A: The exact price of your home will depend on a lot of variables like its size, condition, neighborhood, and many other factors. As we all have emotional ties to our personal possessions, it is important to not to let your own skewed perspective get in the way of a realistic valuation. Leave that up to your agent, who has access to the most up-to-date sales prices of comparable homes nearby, and not a website that uses a robotic algorithm to determine the number. Then, decide on your home price strategically. If you price it too high, the home is likely to linger on the market. However, pricing low can have big benefits, such as multiple bids that could ultimately boost your final sale price. Checkout more on the importance of pricing your home right in my video here.
Q: How important is staging a home for sale?
A: On average, a staged home sells 88 percent faster and for 20 percent more than one left as is. Experts call it staging because it gives buyers a “stage” onto which they can project their home-owning dreams and imagine themselves living in your home. Be sure to choose neutral paint colors and remove family photos when hosting open houses or showings. This gives potential homeowners a blank canvas they can mentally fill with their own families and memories.
Q: Should homeowners be home during a showing?
A: Agents are unanimous on this one: Never be present when your agent is showing your home. If you’re there, potential buyers will not only feel uncomfortable, but they also will feel like they can’t make comments or ask questions that could be interpreted as offensive. With your history and attachment to the residence, you might want to argue if a potential buyer makes a slightly negative comment. It could turn off buyers and cause you to lose offers.
Q: How do I deal with emotional attachments to my home?
A: Remember that you are selling a residence potentially full of both positive and negative memories. Make peace with that fact and know that once you begin the sales process, your home is just another property on the market. Try to be as detached as possible during the process, especially while in negotiations and know that a sale is not locked in until it is absolutely final.
Q: Are there tax benefits to selling my house?

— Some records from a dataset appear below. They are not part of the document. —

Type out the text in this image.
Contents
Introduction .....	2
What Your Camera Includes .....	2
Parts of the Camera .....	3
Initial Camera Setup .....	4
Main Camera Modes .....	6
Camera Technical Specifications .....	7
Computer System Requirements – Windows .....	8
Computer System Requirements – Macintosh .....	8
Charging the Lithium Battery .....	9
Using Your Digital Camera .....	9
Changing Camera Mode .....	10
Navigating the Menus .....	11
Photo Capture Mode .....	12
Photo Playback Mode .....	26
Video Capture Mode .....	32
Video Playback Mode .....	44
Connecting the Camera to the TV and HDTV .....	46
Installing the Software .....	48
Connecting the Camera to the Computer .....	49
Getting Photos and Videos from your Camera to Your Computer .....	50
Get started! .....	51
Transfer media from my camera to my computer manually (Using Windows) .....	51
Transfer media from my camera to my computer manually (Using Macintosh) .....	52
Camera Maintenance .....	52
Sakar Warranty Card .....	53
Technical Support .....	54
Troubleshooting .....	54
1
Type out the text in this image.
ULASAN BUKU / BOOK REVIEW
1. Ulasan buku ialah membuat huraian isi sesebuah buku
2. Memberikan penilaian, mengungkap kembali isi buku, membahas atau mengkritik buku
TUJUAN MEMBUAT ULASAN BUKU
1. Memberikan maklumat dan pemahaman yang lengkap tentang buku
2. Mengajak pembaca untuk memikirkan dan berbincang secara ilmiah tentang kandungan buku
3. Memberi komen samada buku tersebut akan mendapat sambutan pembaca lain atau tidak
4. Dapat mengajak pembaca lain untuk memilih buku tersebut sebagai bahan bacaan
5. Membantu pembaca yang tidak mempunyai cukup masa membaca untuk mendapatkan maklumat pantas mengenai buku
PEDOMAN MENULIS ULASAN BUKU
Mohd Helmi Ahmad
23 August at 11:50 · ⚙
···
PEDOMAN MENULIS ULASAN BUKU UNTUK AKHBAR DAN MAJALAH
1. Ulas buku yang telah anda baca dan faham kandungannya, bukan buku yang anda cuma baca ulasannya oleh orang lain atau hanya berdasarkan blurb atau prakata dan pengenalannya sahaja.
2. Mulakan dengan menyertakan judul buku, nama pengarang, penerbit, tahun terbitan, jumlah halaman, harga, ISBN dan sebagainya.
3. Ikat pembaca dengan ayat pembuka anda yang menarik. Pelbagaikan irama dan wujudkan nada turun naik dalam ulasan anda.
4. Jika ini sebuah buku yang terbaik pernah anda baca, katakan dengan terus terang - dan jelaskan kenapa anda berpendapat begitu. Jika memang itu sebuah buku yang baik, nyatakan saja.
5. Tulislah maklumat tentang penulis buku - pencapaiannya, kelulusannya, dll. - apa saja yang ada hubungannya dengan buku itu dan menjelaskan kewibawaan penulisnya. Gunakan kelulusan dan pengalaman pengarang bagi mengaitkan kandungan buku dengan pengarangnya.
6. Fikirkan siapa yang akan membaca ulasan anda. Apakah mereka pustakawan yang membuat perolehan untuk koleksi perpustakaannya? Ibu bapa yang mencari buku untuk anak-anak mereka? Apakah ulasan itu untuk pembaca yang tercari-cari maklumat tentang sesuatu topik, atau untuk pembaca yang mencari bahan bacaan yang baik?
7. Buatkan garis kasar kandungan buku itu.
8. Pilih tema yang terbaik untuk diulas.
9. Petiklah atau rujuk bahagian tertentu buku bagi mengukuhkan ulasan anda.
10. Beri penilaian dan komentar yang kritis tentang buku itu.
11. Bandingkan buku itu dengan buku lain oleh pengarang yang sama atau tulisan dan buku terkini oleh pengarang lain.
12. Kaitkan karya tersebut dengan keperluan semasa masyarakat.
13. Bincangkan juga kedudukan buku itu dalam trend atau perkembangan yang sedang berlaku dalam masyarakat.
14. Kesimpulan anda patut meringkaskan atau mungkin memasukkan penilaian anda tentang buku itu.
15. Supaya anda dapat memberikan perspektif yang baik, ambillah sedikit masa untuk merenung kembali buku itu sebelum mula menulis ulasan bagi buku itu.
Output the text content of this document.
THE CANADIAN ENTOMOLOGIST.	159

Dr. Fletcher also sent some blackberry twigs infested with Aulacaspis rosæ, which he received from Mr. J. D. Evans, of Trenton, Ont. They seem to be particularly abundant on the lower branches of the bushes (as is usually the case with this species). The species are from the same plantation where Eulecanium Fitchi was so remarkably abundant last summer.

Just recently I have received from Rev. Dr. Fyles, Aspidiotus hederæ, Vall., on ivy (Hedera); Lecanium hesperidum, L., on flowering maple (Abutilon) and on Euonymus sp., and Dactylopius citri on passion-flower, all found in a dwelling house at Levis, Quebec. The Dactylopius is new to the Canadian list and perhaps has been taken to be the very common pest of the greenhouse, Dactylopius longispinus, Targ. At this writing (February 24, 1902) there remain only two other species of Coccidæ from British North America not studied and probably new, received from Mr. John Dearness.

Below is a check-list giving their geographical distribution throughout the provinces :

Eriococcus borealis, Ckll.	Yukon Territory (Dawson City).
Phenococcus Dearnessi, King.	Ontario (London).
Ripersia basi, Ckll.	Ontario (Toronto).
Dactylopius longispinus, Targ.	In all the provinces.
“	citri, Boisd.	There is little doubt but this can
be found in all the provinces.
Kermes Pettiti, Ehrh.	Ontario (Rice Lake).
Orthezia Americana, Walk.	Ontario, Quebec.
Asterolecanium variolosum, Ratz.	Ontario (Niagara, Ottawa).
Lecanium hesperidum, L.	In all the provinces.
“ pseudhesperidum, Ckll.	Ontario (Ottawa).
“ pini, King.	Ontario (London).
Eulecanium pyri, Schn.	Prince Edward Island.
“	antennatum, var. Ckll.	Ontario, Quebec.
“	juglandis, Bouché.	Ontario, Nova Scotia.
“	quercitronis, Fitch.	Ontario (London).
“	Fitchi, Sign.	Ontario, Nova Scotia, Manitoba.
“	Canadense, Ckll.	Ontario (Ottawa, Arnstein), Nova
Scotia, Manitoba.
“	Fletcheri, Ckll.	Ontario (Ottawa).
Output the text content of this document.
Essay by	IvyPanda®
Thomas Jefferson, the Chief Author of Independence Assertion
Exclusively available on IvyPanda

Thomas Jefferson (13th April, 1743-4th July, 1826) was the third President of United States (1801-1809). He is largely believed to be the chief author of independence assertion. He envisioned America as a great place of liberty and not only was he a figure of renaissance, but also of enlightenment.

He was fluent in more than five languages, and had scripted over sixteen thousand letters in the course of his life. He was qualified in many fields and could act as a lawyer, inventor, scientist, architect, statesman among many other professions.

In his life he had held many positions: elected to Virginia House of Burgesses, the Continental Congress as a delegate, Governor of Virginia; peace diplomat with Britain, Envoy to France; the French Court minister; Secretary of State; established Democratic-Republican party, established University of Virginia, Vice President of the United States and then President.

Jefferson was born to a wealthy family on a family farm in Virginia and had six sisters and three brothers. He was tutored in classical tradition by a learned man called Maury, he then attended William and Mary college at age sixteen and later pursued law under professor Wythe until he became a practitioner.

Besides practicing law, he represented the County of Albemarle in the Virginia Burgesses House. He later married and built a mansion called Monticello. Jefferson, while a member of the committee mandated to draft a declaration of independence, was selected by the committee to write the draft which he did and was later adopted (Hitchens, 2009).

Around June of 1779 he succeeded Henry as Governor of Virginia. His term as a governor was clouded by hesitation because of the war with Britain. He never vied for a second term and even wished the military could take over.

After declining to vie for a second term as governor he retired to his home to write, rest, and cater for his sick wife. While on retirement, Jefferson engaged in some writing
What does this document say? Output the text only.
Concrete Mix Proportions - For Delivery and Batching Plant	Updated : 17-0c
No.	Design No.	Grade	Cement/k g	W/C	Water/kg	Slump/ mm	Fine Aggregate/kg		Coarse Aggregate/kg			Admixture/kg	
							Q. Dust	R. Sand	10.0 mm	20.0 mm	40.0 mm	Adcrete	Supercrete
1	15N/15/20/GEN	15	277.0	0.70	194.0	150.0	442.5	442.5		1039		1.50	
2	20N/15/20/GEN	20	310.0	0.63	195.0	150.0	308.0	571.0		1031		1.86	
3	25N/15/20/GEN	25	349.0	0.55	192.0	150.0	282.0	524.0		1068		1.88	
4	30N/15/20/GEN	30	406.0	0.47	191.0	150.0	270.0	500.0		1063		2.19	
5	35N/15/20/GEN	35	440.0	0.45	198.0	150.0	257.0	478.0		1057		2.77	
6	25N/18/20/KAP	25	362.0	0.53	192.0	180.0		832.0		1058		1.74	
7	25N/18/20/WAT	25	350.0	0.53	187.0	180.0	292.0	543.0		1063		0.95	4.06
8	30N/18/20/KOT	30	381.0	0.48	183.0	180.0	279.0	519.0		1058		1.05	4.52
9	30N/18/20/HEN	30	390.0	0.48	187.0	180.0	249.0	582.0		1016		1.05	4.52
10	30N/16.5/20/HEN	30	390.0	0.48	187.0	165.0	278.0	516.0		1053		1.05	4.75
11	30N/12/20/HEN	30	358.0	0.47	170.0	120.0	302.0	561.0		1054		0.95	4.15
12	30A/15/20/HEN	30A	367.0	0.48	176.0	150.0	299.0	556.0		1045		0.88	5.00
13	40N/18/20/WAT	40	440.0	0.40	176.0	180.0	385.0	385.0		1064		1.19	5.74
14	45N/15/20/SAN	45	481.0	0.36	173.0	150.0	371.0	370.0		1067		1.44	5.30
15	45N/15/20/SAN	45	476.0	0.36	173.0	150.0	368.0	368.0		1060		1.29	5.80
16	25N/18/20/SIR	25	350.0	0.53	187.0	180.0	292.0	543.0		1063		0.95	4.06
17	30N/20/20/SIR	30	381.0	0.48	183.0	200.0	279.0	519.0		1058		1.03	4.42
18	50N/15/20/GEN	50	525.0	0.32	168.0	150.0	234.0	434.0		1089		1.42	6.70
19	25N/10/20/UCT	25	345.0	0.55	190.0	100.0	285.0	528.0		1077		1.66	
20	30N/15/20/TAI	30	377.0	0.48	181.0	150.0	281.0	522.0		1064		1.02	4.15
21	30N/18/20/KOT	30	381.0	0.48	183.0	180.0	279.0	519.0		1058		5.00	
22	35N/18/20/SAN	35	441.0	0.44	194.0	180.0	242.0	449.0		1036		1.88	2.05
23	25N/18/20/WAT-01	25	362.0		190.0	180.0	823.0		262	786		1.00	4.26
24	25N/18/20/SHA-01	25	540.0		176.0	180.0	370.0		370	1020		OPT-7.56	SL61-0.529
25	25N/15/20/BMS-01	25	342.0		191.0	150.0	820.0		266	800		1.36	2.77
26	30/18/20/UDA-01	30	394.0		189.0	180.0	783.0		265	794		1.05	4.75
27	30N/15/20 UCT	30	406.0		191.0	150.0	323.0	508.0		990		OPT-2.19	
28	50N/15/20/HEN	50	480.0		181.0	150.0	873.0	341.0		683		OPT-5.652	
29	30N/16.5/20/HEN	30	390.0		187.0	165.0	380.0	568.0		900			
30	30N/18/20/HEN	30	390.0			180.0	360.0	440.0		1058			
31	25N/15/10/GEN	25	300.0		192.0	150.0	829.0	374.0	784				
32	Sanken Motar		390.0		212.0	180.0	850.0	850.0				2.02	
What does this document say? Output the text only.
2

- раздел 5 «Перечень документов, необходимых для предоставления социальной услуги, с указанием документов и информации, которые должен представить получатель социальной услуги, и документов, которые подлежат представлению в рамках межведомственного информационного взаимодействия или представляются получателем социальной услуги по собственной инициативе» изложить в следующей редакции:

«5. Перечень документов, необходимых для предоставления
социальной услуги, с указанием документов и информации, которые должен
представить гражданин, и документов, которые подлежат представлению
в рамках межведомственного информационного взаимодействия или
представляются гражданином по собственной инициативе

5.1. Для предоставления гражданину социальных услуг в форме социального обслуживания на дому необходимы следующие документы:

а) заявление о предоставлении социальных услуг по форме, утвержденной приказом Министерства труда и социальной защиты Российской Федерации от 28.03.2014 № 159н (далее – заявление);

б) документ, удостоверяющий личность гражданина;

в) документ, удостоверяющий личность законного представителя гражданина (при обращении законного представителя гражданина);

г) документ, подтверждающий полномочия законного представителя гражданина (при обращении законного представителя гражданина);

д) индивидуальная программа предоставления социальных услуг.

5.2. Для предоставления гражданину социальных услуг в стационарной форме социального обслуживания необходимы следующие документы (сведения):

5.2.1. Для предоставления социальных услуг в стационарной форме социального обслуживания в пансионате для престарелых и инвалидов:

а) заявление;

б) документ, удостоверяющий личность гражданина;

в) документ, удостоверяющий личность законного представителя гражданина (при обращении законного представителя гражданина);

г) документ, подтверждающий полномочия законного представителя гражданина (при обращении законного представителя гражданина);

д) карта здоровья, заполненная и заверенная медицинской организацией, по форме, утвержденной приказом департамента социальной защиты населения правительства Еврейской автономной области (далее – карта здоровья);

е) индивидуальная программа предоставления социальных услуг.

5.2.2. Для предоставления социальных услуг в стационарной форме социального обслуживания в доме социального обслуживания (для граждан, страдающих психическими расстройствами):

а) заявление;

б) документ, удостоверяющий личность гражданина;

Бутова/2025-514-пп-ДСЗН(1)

A: Yes. The capital-gains exemption is a nice bonus if you sell your principal residence after living in it two to five years. It lets you make up to $250,000 in non-taxable profit if you’re a single owner, and $500,000 if you’re married. You don’t even have to buy another new home with the proceeds. You can spend the money any way you want. Better yet, there’s no limit on the number of times you can use this exemption. In most cases, you can make tax-free profits. If you’re in doubt or have questions about what’s deductible, it’s always a good idea to consult a tax accountant or lawyer.